La polarización se utiliza además para asuntos más concretos. Muchos feminismos  modernos gustan de tensar la cuerda hasta límites ridículos (llegando a afirmar sin sonrojarse  que una mujer que esté feliz con su vida no puede ser feminista) para no caer en el olvido o  evitar que su lucha deje de percibirse como esencial. En ese sentido, la gran diferencia esencial  entre el PSOE y Podemos es que los primeros defienden un feminismo ventajista e  interesado que beneficie a la mujer socialista prototípica (que más pronto que tarde se  desmoronará por puro sentido común), los segundos prefieren el mucho más prometedor  feminismo queer, que incomoda a los socialistas porque hace inútiles todas las leyes sectarias  que sobre el género han eyectado. O quizás sea solo una pantomima para fingir que estos  feminismos están descabezados y en guerra civil para que puedan campar a sus anchas y  eludir responsabilidades. 

También existe polarización en ámbitos ajenos a la política. Recordemos lo mal que  sentó la canción Puritanismo progre de Def con Dos en la trinchera de la izquierda, cuando  pensaba que tenía a toda la cultura contestataria ideológicamente domesticada. Y en el fútbol,  España todavía no ha superado el binomio de las cosmogonías opuestas de Guardiola-Mourinho, al punto de que en la pasada final de la Liga de Campeones muchos apoyaron al  Chelsea solo por ver perder al Manchester City del catalán, o más que a él o su equipo, su  forma de juego.
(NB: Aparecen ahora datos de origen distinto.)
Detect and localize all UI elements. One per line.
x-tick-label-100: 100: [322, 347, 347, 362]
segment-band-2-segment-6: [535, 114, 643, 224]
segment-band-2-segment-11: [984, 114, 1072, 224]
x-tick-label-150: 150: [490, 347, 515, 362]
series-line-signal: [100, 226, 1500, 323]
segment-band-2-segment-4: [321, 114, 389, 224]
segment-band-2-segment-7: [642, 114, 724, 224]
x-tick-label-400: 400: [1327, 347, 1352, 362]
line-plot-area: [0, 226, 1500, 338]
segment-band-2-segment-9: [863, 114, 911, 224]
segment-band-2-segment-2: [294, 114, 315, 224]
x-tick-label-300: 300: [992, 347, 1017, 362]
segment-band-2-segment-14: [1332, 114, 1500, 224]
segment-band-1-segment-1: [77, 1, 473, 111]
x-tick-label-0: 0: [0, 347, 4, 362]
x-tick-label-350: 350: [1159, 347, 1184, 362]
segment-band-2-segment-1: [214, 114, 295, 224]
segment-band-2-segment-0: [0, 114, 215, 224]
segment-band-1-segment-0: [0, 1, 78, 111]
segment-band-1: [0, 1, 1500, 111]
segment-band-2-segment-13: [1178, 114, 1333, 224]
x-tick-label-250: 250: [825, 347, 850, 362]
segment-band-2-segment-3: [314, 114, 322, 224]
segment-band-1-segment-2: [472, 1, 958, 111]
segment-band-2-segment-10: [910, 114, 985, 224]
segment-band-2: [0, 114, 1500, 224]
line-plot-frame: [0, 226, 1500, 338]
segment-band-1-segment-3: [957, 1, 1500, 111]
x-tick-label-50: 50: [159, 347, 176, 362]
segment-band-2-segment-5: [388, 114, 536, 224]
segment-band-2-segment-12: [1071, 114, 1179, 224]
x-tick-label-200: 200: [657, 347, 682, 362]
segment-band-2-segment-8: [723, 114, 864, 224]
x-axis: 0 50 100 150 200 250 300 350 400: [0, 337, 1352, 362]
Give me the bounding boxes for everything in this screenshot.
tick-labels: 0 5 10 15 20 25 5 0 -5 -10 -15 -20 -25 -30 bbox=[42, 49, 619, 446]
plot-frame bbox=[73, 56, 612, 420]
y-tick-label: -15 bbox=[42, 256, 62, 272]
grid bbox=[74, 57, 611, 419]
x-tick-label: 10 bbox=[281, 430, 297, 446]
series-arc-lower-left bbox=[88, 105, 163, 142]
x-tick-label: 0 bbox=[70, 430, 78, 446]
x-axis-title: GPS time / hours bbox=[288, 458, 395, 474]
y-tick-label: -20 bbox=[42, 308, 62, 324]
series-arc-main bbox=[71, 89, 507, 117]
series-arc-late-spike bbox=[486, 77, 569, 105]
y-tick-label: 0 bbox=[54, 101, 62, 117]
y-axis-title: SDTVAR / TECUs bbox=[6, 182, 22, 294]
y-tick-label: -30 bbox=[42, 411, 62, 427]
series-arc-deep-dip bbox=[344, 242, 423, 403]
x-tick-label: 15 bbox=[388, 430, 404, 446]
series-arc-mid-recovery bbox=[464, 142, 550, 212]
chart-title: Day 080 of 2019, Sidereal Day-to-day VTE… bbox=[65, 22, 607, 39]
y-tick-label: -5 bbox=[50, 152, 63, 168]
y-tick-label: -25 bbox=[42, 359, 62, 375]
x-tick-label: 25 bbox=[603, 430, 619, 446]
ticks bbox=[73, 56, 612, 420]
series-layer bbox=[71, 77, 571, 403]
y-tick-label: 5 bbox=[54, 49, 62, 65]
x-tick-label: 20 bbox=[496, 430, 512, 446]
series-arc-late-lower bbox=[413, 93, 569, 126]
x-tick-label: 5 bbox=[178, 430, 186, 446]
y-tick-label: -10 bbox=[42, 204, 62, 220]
El tiki-taka versus presión/contragolpe se convirtieron en dogmas  enfrentados de manera homologable a una izquierda y derecha en el fútbol, fuera de las cuales  no existe nada más, al punto de que la hemeroteca conserva declaraciones de Guardiola  sacando pecho tras una derrota humillante «por haber conseguido que su equipo permaneciese fiel a su estilo de juego». 

No podemos terminar este artículo sin acordarnos del camino medio, porque uno de  los términos de moda en el paisaje actual es la tibieza, usado con profusión por los  propagandistas para disuadir a quien tenga pereza por posicionarse (polarizarse) en tal o cual asunto. Ni el más entusiasta pastor evangélico soñó nunca con que se iba a utilizar tanto en  boca de ateos militantes el famoso versículo de «a los tibios los escupiré de mi boca» del  Libro de las Revelaciones (Apocalipsis). Sin embargo, a menudo la tibieza presumida no es más  que un disfraz para significarse en el más popular o mediático de los polos por omisión.  Quizás la opción más inteligente sea un posicionamiento exigente y crítico… Porque, como  decía santa Catalina de Siena, «por haber callado, el mundo está podrido».